Polish painter and art collector (1823–1905)

Count Andrzej Jerzy Mniszech (1823–1905) was a Polish nobleman, landowner, painter and art collector.

== Early life ==
His was born as the younger son of Count Karol Filip Wandalin Mniszech (1794–1844), and his wife, Countess Eleonora Cetner (1798–1871). His paternal grandfather was Count Michał Jerzy Mniszech, a Polish nobleman who was Grand Marshal of the Crown during the reign of Stanisław II Augustus.

== Biography ==
He spent his youth in the family palace in Wiśniowiec and in Paris. In 1846 he inherited a lot of debt, and when he moved with his wife, Countess Anna Elżbieta Potocka (1827–1885) and their son Leon (1849–1901) to Paris in 1854, he took with him a large part of the private family collection from Wiśniowiec, especially paintings. The palace the couple acquired in 1861 at 16 Rue Daru in Paris was owned by his wife, and after her death in 1885, it passed to their son Leon. The entire collection counted about 500 paintings, engravings, drawings, ceramics and furniture. Mniszech collected mainly Dutch masters of the 17th century and French art of the Rococo period. He was one of the first amateur collectors of Frans Hals. The collection was dispersed twice: in 1902 following his son Leon's death, and in 1910 when the collection went up for auction.

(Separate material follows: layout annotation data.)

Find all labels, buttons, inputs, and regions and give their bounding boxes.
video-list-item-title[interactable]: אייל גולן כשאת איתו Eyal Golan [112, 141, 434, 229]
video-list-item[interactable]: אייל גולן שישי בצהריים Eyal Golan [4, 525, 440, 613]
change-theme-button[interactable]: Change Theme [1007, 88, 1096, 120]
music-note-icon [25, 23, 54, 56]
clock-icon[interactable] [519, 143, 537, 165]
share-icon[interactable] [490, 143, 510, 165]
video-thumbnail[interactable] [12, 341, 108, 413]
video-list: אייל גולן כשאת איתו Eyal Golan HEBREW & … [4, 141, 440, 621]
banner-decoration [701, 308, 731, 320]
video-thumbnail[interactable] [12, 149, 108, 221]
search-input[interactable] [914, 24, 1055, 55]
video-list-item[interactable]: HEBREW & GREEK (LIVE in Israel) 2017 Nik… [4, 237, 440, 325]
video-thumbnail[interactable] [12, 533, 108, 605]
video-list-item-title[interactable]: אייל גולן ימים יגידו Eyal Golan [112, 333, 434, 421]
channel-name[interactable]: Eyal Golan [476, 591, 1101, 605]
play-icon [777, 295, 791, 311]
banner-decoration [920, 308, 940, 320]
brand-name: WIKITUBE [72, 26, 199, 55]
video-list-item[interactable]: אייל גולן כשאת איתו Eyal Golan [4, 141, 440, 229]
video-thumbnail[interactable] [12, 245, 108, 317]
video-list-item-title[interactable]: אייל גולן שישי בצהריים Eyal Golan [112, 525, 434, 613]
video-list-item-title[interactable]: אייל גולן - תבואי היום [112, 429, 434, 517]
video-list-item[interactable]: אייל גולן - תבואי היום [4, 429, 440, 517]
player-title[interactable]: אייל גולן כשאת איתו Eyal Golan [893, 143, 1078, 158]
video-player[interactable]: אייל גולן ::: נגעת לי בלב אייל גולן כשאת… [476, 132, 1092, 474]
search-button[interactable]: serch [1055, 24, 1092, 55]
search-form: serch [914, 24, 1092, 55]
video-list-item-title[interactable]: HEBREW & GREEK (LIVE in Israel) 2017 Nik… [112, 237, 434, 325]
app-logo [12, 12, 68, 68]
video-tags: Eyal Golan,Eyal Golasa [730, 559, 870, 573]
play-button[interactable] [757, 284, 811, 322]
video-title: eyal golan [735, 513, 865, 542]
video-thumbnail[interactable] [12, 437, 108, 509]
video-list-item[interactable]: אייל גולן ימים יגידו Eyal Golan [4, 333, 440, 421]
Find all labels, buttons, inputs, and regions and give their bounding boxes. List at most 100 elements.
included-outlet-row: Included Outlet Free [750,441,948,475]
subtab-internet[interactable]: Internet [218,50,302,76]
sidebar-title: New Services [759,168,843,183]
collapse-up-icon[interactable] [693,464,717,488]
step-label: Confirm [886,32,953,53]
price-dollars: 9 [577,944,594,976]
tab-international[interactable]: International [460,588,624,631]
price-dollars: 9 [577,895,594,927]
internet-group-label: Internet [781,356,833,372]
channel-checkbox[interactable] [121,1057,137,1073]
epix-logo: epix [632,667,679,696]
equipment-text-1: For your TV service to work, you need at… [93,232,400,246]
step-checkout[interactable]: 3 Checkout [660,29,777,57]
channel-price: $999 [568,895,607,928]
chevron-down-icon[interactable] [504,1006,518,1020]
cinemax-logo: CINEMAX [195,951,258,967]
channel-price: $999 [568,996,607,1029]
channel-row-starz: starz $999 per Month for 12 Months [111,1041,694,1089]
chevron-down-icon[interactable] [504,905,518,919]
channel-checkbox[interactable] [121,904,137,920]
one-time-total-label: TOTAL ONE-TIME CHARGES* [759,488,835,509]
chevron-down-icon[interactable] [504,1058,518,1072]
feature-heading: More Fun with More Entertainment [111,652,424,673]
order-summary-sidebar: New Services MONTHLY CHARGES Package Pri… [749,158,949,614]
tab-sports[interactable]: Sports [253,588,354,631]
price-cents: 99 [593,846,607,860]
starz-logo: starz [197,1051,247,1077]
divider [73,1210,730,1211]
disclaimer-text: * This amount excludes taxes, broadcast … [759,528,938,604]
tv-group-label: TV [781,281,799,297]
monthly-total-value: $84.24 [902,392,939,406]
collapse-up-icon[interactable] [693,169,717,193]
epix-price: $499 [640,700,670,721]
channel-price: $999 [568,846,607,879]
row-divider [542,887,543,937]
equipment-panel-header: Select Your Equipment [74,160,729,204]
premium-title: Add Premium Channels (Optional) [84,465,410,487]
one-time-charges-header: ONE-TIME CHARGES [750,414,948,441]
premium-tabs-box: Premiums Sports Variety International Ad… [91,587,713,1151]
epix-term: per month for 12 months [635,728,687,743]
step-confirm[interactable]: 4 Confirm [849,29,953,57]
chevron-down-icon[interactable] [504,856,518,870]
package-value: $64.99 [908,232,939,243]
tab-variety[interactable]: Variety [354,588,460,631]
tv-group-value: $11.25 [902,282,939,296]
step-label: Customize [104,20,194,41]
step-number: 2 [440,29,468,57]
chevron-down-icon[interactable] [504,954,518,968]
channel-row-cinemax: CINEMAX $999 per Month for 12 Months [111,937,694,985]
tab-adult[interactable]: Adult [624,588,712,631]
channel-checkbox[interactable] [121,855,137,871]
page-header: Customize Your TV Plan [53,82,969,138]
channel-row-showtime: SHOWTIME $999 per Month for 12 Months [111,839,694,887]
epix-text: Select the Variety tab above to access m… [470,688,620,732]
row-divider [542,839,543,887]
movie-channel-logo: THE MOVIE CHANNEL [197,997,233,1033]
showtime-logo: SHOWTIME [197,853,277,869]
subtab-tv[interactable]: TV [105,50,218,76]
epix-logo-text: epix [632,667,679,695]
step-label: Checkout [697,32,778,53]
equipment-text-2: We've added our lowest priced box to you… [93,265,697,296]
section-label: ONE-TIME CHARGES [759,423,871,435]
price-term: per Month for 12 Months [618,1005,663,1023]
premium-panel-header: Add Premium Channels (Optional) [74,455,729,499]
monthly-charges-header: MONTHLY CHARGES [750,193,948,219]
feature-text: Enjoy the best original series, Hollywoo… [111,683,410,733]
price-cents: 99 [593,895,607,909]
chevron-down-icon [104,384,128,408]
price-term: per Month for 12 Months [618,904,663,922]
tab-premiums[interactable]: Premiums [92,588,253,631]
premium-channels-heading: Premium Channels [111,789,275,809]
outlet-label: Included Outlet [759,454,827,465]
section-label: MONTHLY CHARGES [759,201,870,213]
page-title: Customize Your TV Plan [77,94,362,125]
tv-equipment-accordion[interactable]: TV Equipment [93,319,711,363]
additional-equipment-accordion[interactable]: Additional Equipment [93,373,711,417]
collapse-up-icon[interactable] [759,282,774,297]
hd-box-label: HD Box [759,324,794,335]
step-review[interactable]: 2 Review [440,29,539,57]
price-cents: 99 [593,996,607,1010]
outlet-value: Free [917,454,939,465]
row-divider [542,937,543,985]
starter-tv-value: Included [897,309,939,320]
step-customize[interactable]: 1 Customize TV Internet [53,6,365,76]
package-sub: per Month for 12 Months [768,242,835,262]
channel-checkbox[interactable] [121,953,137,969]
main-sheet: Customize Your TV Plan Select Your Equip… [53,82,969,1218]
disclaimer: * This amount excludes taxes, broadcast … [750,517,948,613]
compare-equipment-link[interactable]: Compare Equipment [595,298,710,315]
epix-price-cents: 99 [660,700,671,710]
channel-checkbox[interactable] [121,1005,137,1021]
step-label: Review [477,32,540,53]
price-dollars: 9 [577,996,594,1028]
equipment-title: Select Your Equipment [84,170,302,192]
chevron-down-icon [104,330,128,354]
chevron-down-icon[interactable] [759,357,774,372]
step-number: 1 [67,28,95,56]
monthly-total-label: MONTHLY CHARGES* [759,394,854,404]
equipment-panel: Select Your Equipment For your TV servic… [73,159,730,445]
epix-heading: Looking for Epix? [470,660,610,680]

He was active in Paris during the years 1854–1905.
He started drawing lessons with his elder brother, Count Jerzy Wandalin Mniszech (1822-1881), in Wiśniowiec. In the 1860s he continued in Paris, studying with Jean Gigoux and Leon Cogniet. He painted mainly portraits often using the triptych form. In October 2007 his painting, Portrait of a Geisha, sold in Sotheby's, New York, for $85,000.